Iran Blames Cyberattack as Fuel Supply Hit
Iranian authorities on Tuesday blamed a mysterious cyber attack for unprecedented disruption to the country’s fuel distribution network.
Iran is a major oil producer and the country’s motorists, used to cheap petrol, were surprised to see filling stations inexplicably closing one after the other and queues growing longer.
“The Supreme National Security Council confirmed that there has been a cyber attack against the petrol distribution computer system,” state television said.
It had earlier reported that the interruption was due to “disruptions to the computer system”.
“Details of the attack and its source are under investigation,” state TV added, without giving further details.
The conservative Fars news agency linked the breakdown to opponents ahead of the second anniversary of deadly protests sparked by a hike in petrol prices.
Tuesday’s disruption had an unprecedented impact because it blocked the IT system that allows Iranians to fill their tanks for free or at subsidised prices with a digital card issued by authorities.
“I don’t want to talk. I am in a bad mood,” said one motorist, in her thirties, sitting in her car chain-smoking cigarettes and hoping that the fuel pumps would soon be turned back on.
On social media, others complained about having to abandon their cars because they couldn’t get petrol.
“What a pain. At the same time the systems were hacked my car broke down in the road,” one Twitter user, Sabour, tweeted from the city of Yazd.
– Regular accusations –
An urgent meeting was being held at Iran’s national society for the distribution of petrol products in order to resolve the problem, the body’s spokesman Fatemeh Kahi said, quoted by state television.
In Tehran, technicians from the oil ministry took IT systems offline in a number of petrol stations to distribute fuel manually, state television reported later in the day.
Fars reported that “a campaign carried out by counter-revolutionary media” ahead of the November 15, 2019 anniversary “reinforces the possibility of a cyber attack.”
On that date two years ago the announcement of a sudden increase in fuel prices triggered protests in dozens of locations across the country.
It was Iran’s most vocal eruption of public dissent in a decade.
Iranian authorities, who cut the internet for a week, acknowledged a death toll of 230 but experts working for the United Nations said 400 were killed in that unrest.
Interior Minister Ahmed Vahidi on Tuesday said that there are no plans to raise petrol prices, calling on people “not to worry”, in remarks to the state broadcaster.

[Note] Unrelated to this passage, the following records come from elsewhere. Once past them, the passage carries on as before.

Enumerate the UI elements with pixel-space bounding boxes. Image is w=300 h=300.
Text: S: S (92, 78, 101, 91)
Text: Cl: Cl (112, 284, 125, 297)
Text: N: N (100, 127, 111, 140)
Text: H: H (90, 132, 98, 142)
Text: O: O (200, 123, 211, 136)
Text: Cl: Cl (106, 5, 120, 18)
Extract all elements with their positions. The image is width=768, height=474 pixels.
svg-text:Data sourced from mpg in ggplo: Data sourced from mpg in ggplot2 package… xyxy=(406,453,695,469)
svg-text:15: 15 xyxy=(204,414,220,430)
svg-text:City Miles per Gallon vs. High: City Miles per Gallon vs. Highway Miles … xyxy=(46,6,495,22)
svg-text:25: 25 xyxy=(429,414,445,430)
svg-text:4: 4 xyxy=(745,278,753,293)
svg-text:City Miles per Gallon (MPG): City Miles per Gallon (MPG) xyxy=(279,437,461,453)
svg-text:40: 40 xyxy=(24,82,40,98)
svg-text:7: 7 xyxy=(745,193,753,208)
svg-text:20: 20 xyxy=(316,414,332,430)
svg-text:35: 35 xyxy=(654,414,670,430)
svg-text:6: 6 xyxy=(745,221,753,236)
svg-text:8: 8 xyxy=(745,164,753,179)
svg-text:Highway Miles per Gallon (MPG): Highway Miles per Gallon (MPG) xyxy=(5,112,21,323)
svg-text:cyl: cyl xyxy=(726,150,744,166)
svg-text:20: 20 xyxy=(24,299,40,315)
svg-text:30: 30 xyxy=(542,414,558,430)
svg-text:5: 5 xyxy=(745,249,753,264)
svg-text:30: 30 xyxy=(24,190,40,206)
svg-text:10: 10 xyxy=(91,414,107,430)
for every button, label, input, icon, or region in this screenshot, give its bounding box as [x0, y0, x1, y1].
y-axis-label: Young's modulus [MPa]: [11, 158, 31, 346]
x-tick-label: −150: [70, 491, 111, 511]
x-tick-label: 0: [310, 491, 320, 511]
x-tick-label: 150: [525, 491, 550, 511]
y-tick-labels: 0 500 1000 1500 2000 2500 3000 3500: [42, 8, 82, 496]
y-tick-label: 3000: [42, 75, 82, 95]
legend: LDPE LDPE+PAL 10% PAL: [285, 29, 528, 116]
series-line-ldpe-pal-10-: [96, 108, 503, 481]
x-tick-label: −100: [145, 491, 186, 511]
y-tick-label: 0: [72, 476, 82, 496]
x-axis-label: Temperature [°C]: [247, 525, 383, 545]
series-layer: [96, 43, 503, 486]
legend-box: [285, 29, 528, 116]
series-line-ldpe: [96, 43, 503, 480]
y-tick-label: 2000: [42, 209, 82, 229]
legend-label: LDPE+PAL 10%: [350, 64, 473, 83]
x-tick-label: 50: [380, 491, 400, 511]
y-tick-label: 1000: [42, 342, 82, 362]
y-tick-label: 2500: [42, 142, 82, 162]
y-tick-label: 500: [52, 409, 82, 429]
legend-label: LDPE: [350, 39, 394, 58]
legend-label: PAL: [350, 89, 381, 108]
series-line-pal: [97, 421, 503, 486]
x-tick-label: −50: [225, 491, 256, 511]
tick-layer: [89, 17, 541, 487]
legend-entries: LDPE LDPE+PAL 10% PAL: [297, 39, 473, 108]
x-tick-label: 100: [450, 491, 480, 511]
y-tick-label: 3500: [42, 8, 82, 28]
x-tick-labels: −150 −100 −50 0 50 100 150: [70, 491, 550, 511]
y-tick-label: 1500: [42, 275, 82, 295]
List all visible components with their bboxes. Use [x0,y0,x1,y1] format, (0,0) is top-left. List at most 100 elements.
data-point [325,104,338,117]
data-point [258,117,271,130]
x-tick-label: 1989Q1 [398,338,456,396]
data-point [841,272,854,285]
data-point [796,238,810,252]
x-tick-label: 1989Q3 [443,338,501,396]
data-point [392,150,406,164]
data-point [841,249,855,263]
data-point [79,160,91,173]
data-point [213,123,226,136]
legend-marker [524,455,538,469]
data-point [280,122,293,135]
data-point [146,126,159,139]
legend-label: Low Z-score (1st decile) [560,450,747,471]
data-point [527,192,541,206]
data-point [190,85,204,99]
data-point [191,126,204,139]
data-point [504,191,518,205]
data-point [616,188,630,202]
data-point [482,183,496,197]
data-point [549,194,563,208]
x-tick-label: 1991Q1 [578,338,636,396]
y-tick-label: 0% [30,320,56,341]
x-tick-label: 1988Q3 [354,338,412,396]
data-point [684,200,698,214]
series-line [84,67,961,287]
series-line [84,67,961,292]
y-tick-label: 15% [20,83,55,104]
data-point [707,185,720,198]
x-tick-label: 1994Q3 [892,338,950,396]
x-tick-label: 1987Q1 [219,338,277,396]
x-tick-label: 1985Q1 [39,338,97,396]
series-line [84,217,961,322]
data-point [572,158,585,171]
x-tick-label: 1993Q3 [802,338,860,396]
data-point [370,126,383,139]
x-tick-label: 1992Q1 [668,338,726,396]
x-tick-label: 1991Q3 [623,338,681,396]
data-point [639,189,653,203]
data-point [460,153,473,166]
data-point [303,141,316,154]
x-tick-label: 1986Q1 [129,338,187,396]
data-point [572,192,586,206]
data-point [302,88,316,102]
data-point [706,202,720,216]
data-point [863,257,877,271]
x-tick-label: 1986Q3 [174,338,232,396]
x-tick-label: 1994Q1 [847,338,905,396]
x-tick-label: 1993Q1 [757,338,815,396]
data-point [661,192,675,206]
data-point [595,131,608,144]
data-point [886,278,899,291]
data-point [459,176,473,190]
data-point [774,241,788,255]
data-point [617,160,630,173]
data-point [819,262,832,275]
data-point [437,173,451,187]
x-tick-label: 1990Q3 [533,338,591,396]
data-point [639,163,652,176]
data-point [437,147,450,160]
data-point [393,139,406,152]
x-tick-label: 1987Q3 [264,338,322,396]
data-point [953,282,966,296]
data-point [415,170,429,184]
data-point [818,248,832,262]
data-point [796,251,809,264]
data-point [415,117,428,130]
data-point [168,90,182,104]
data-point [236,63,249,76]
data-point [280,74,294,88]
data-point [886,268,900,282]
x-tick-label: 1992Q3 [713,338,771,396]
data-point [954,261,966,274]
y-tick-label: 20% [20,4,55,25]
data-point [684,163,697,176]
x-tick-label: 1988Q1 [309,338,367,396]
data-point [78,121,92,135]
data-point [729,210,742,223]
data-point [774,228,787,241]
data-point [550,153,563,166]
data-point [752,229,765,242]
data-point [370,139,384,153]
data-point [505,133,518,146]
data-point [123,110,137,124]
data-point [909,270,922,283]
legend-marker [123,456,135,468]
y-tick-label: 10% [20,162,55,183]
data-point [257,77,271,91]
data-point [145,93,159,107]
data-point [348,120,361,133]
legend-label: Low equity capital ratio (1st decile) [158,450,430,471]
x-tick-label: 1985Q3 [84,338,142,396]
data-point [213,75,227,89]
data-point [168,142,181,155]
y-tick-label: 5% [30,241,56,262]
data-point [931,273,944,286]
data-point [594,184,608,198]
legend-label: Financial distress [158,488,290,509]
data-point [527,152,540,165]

Iran on one side and its arch enemies the US and Israel on the other regularly accuse each other of cyber attacks.
In 2010 the Stuxnet virus — believed to have been engineered by Israel and the US — infected Iran’s nuclear programme, causing a series of breakdowns in centrifuges used to enrich uranium.
In 2019 Iran said that no cyber attack against the Islamic republic had ever succeeded, after American media reported the US launched one during a standoff between the two countries.
The Iranian telecommunications minister acknowledged at the time that Iran had “been facing cyber terrorism”.